The masks can get wet when outside, but the masks can also be hot when worn inside because the temperature is raised in the store to accommodate for the cold weather.

And there’s a lot of workers inside. One of the front-end jobs on the inside, and sometimes outside with carts, is that of the Courtesy Clerk.

Courtesy Clerks are front-end workers that bring grocery carts into the store, do maintenance for bathrooms, floors, and trash, and bag customers’ groceries. Occasionally, Courtesy Clerks will also work as cashiers. Some cart loads can be up to 80 lbs of weight, and this store, store 096, has four of six cart corrals on downhill slopes from the store. Meaning, the Courtesy Clerks push 80 lbs of carts uphill to the store in every kind of weather.

Even with all their hard work, there’s always that one bad customer who can ruin someone’s whole day.

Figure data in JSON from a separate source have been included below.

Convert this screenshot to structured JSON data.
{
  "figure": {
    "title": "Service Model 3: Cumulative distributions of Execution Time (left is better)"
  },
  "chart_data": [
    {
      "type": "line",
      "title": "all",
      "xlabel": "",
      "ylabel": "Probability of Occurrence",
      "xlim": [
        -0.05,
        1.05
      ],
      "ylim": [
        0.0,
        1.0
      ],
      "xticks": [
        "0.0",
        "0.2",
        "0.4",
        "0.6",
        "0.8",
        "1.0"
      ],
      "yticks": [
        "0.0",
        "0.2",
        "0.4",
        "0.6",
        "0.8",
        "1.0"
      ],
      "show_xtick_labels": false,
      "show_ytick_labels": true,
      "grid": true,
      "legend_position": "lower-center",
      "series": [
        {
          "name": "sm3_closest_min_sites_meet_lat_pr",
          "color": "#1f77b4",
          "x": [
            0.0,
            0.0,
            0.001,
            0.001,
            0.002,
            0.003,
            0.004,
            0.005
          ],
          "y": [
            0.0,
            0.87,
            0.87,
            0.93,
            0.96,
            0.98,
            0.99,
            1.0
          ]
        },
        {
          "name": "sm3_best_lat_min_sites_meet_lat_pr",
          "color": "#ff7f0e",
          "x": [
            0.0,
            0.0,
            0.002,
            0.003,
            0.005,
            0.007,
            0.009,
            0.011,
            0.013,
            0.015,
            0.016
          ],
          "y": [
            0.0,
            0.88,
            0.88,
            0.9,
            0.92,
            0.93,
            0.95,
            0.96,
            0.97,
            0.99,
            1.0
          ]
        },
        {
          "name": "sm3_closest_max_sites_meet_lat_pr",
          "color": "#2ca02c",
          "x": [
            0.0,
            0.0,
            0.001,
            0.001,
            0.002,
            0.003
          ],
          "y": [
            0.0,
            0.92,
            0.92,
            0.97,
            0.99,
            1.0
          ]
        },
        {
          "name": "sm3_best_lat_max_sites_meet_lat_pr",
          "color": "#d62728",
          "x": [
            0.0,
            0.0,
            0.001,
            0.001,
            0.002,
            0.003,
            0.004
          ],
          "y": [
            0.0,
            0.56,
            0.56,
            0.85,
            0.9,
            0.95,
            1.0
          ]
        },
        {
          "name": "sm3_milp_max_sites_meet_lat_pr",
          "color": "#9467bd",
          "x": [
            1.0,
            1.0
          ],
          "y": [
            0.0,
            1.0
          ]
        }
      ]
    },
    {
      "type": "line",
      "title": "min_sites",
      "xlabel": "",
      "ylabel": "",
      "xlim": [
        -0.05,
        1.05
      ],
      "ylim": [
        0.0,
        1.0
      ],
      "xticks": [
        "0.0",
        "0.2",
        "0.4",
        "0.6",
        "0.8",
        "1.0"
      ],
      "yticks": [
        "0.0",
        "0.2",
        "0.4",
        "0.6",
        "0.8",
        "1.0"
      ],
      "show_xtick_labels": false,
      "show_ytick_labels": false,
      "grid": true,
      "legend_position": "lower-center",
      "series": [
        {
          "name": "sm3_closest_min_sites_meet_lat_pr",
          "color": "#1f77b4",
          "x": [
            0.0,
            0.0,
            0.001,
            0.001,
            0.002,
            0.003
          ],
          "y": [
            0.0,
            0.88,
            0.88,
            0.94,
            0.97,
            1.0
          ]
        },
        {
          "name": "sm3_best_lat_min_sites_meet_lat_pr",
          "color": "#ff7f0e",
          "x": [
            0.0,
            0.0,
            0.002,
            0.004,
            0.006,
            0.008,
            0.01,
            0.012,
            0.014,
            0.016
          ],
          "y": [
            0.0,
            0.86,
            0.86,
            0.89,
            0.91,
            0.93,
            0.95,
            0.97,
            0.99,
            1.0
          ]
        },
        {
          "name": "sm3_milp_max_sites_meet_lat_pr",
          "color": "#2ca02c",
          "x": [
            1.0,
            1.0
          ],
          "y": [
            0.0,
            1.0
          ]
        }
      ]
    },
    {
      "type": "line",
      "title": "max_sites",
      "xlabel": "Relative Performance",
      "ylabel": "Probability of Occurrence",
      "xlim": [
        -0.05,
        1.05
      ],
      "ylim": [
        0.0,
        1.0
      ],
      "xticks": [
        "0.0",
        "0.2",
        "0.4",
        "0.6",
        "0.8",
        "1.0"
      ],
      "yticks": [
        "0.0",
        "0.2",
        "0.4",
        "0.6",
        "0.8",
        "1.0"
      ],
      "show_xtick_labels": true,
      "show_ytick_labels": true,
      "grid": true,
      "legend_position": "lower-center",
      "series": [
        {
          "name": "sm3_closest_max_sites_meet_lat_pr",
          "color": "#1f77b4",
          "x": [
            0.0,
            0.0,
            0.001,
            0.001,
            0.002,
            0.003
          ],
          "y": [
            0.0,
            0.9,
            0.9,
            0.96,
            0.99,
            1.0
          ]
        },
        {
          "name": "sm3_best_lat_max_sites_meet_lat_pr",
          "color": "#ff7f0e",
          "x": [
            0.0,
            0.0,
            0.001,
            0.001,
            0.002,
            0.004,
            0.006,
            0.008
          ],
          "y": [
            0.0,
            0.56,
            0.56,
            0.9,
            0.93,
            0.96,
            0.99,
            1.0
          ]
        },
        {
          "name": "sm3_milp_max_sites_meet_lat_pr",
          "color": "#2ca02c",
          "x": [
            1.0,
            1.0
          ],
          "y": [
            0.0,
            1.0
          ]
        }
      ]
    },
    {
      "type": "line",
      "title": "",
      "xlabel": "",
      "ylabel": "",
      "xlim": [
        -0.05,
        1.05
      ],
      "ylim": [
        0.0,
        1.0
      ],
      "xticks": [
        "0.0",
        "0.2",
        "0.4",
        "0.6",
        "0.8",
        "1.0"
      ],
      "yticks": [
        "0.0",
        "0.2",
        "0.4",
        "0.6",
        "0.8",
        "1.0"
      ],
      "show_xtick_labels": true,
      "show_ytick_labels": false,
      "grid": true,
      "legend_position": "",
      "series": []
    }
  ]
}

“[A customer] was complaining about the prices of the items that the cashier was scanning and totally thought it was the cashier’s fault,” Manly said. “So I kind of tried to stand up for [the cashier] and say that it’s not her fault, and that it’s a problem with the system. It made [the customer] very upset.”

Workers say some customers can be really inconsiderate towards the workers who are sacrificing their lives to be working during a pandemic.

“It’s not a super hard job, but it becomes harder if the customer is not being very kind,” Taylor said.

It’s times like these that everyone needs to show a little more kindness.

“Just be understanding if something goes wrong,” Manly said.

These King Soopers workers feel that they are putting their lives on the line every day.

“I’m out here, on the frontlines, trying to make a living, and they should be sort of courteous towards me because I’m just trying to help them out,” Klapperich said. “I don’t have to be there.”